2. Virus-Induced Malignancy and Epigenetic Regulation
This section is focused on understanding the molecular mechanisms of cancers induced by the gamma-2 herpesviruses, investigating the epigenetic regulation of viral gene expression, and developing animal models for human diseases. The gamma 2 herpesviruses include murine herpesvirus 68 (MHV68), primate herpesvirus saimiri (HVS), and human Kaposi’s sarcoma associated herpesvirus (KSHV). KSHV is associated with Kaposi’s sarcoma, which is a multifocal vascular tumor of mixed cellular composition and is the most common tumor in patients with AIDS. Infection of New World primates with HVS results in rapidly progressing malignant T cell lymphomas. Finally, MHV68 provides a small animal model to study viral persistent infection. Genomic, biochemical and immunological analyses of individual viral genes in cell culture and experimental infection of mouse and primate with recombinant herpesviruses are used to investigate viral epigenetic regulation, gene expression, persistence, pathogenesis, and vaccine development.
3. Programmed Cell Death
Upon viral infection, infected cells can become the target of host immune responses or can go through a programmed cell death (PCD). Apoptosis (“to kill itself”) has been a primary PCD mechanism to respond to viral infection. Autophagy ("to eat itself") is an emerging PCD pathway that is a highly regulated homeostatic process where worn-out proteins, malfunctioning organelles, and invading pathogens are swept up and degraded by tiny “vacuum cleaners, called autophagosomes.” Thus, apoptosis and autophagy are important innate safeguard mechanisms for protecting the organism against unwanted guests like pathogens to keep it healthy. Specifically, autophagy combats and defends infected cells by enhancing the degradation of intracellular pathogens. On the other hand, to avoid host’s autophagy-mediated immune responses, herpesviruses have evolved elaborate mechanisms to block differing aspects of autophagy pathway for their persistent infection. Thus, understanding herpesvirus-mediated apoptosis and autophagy evasion tricks is the primary goal of this section.

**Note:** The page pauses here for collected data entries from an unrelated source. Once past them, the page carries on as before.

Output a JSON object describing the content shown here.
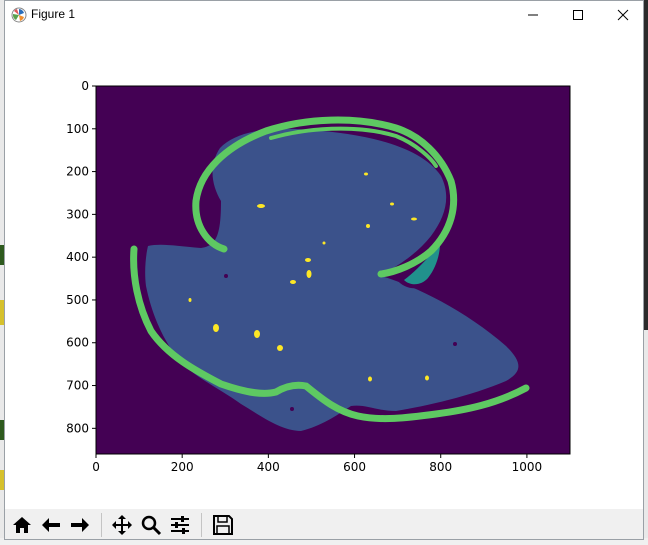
{
  "window": {
    "title": "Figure 1",
    "icon": "matplotlib-icon",
    "controls": [
      "minimize-icon",
      "maximize-icon",
      "close-icon"
    ]
  },
  "toolbar": {
    "buttons": [
      "home-icon",
      "back-arrow-icon",
      "forward-arrow-icon",
      "pan-icon",
      "zoom-icon",
      "configure-subplots-icon",
      "save-icon"
    ]
  },
  "chart_data": {
    "type": "heatmap",
    "description_colormap": "viridis",
    "xlim": [
      0,
      1100
    ],
    "ylim": [
      860,
      0
    ],
    "x_ticks": [
      "0",
      "200",
      "400",
      "600",
      "800",
      "1000"
    ],
    "y_ticks": [
      "0",
      "100",
      "200",
      "300",
      "400",
      "500",
      "600",
      "700",
      "800"
    ],
    "class_colors": {
      "background": "#440154",
      "body": "#3b528b",
      "notch": "#21918c",
      "rim": "#5ec962",
      "spots": "#fde725"
    }
  },
  "background_text": {
    "bottom_left": "..."
  }
}
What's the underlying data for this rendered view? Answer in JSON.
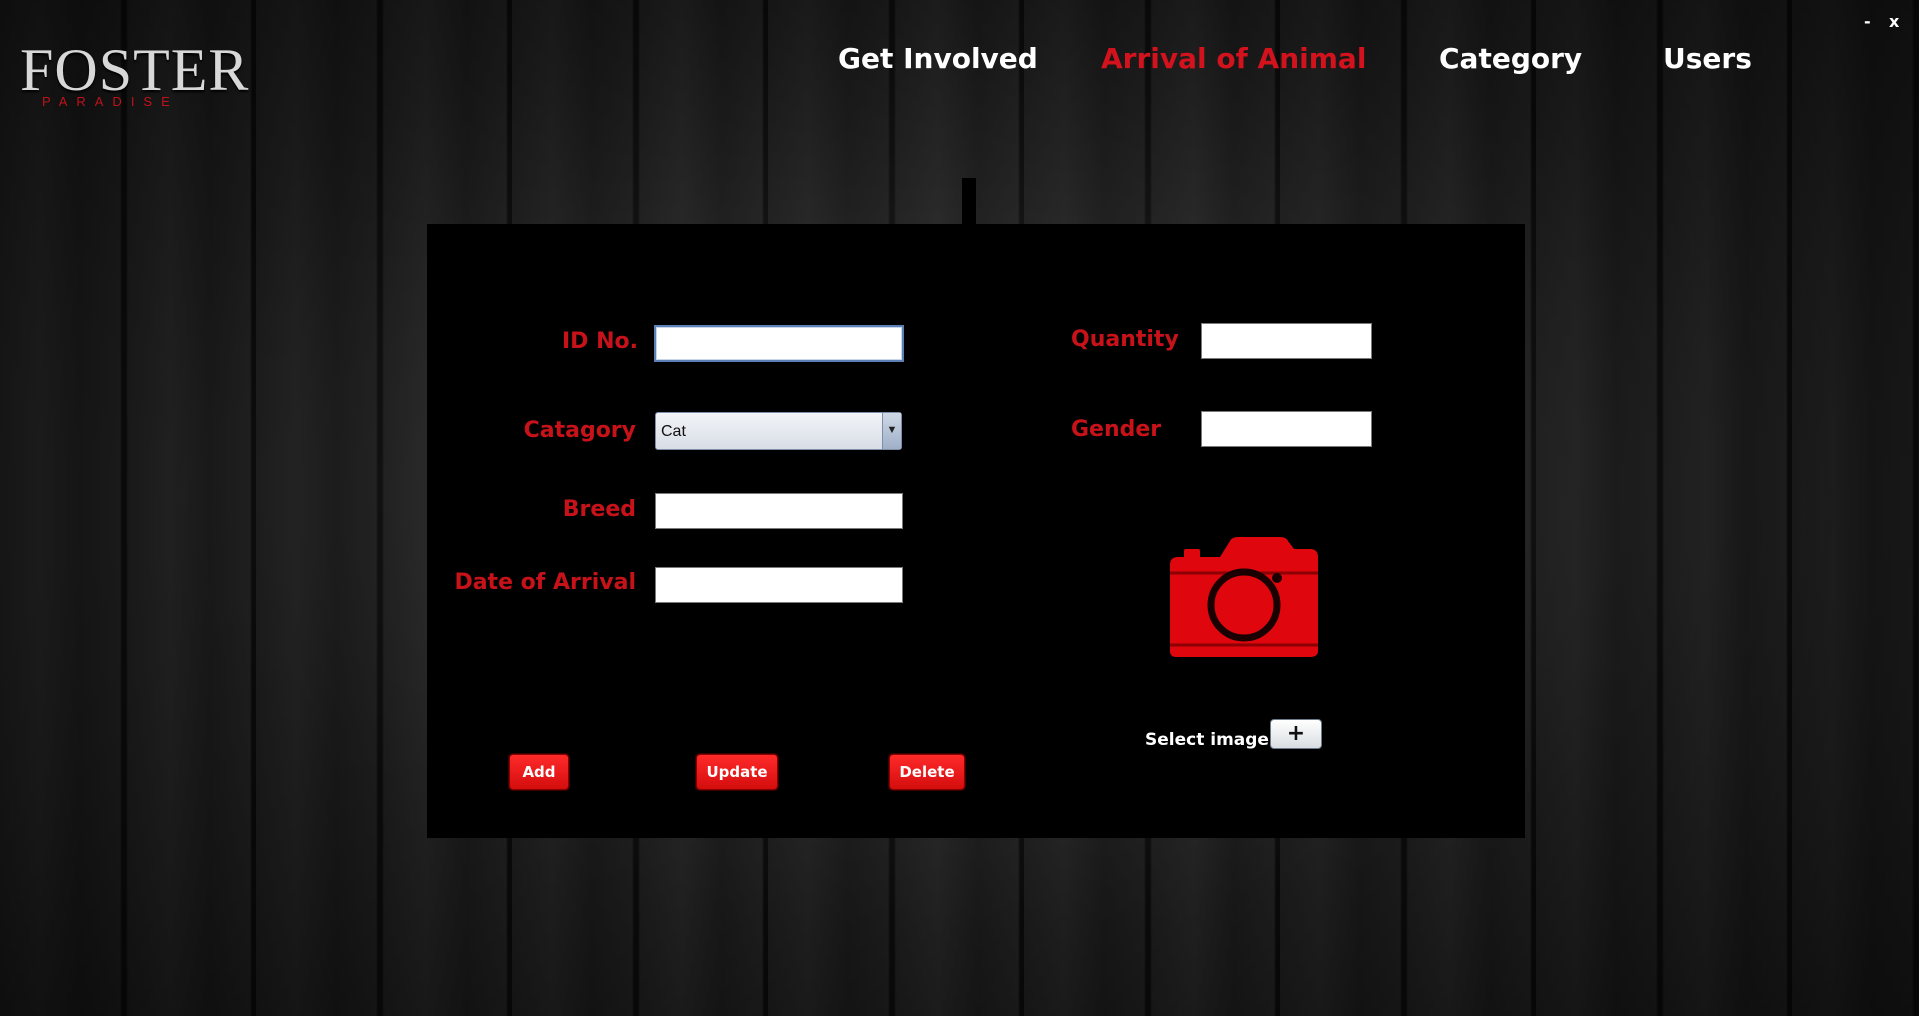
{
  "app": {
    "logo_text": "FOSTER",
    "logo_subtext": "PARADISE"
  },
  "window_controls": {
    "minimize": "-",
    "close": "x"
  },
  "nav": {
    "items": [
      {
        "label": "Get Involved",
        "active": false
      },
      {
        "label": "Arrival of Animal",
        "active": true
      },
      {
        "label": "Category",
        "active": false
      },
      {
        "label": "Users",
        "active": false
      }
    ],
    "active_color": "#d2121c"
  },
  "form": {
    "id_label": "ID No.",
    "id_value": "",
    "category_label": "Catagory",
    "category_value": "Cat",
    "breed_label": "Breed",
    "breed_value": "",
    "date_label": "Date of Arrival",
    "date_value": "",
    "quantity_label": "Quantity",
    "quantity_value": "",
    "gender_label": "Gender",
    "gender_value": ""
  },
  "actions": {
    "add_label": "Add",
    "update_label": "Update",
    "delete_label": "Delete"
  },
  "image": {
    "icon": "camera-icon",
    "select_label": "Select image",
    "plus_label": "+"
  },
  "colors": {
    "accent": "#c8121a",
    "panel": "#000000"
  }
}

4. Therapeutic Strategy Development
Although hundreds of targets can be identified for any given pathology, it is crucial to identify a bona fide target responsible for the disease. Therefore, small-molecules or peptides are needed as probes to perturb a unique interaction and to confirm the usefulness of a target for therapeutics development. In conjunction with three sections described above, a major emphasis of this section is the discovery of novel targets and their therapeutic strategies. Current areas of target discovery and small molecule development are inflammation and acute lymphoblastic leukemia (ALL).